"Czerwona kartka dla Kawelaszwilego" pod takim hasłem w niedzielę rano odbędzie się główny antyrządowy protest przed parlamentem w stolicy Gruzji, Tbilisi – podał w sobotę serwis NewsGeorgia. Polityk i były piłkarz Micheil Kawelaszwili zostanie zaprzysiężony na prezydenta przed południem.
Portal poinformował, że ceremonia rozpocznie się o godz. 11 czasu lokalnego (godz. 8 w Polsce) i potrwa 40 minut. Oczekuje się pełnej mobilizacji sił bezpieczeństwa wokół budynku parlamentu. W inauguracji wezmą udział posłowie partii rządzącej Gruzińskie Marzenie, członkowie rządu oraz kolegium elektorskiego.
Według NewsGeorgia po raz pierwszy w uroczystości zaprzysiężenia prezydenta Gruzji nie będą uczestniczyć zagraniczni dyplomaci. Urzędnicy parlamentu oznajmili, że nie ma dla nich miejsca w budynku. Do tej pory nie ma potwierdzonej informacji czy wyjątkowo pojawią się przedstawiciele władz Chin.
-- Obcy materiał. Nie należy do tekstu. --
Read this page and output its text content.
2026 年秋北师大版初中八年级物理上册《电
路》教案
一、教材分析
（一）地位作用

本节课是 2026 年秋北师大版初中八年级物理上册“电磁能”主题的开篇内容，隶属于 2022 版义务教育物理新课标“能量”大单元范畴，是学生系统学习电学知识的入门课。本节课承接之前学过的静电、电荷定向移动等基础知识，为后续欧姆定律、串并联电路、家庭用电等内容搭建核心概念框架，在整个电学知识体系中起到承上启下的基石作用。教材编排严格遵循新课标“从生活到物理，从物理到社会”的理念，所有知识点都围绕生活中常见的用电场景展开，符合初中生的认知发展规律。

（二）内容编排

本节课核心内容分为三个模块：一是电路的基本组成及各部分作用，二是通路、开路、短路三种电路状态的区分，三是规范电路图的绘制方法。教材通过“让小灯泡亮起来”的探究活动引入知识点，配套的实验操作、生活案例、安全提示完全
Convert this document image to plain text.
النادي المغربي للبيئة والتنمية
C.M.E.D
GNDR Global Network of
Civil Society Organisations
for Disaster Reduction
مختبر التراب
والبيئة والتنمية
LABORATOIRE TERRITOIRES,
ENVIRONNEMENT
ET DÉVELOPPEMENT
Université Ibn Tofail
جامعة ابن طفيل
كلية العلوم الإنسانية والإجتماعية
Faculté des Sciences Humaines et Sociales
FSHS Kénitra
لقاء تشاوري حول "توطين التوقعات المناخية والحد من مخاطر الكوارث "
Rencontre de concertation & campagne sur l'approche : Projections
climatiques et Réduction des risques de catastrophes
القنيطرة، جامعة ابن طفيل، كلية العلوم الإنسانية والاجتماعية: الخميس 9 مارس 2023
Micheil Kawelaszwili złoży przysięgę w sali sesyjnej na specjalnie wydrukowany na tę okazję egzemplarz konstytucji. "Miną lata, dziesiątki lat, a nawet setki i ten egzemplarz (konstytucji) będzie oryginałem, na który będą składać przysięgę kolejni prezydenci Gruzji" – powiedział przewodniczący gruzińskiego parlamentu Szalwa Papuaszwili.
Prezydentka Salome Zurabiszwili od tygodni deklaruje, że do czasu rozpisania nowych wyborów parlamentarnych pozostanie na swoim stanowisku. Wybór Kawelaszwilego uznała za "kpiny z demokracji". Partie opozycyjne zapowiedziały, że po niedzielnej inauguracji będą uważały Zurabiszwili za jedyną, prawowitą głowę państwa. Opozycja wyraziła gotowość fizycznej obrony przywódczyni w jej rezydencji. Rządząca partia Gruzińskie Marzenie zagroziła polityczce więzieniem, jeśli w niedzielę nie opuści Pałacu Orbeliani.
Sama Zurabiszwili zdecydowała zachować milczenie. Zapowiedziała, że w niedzielę ogłosi swoje plany.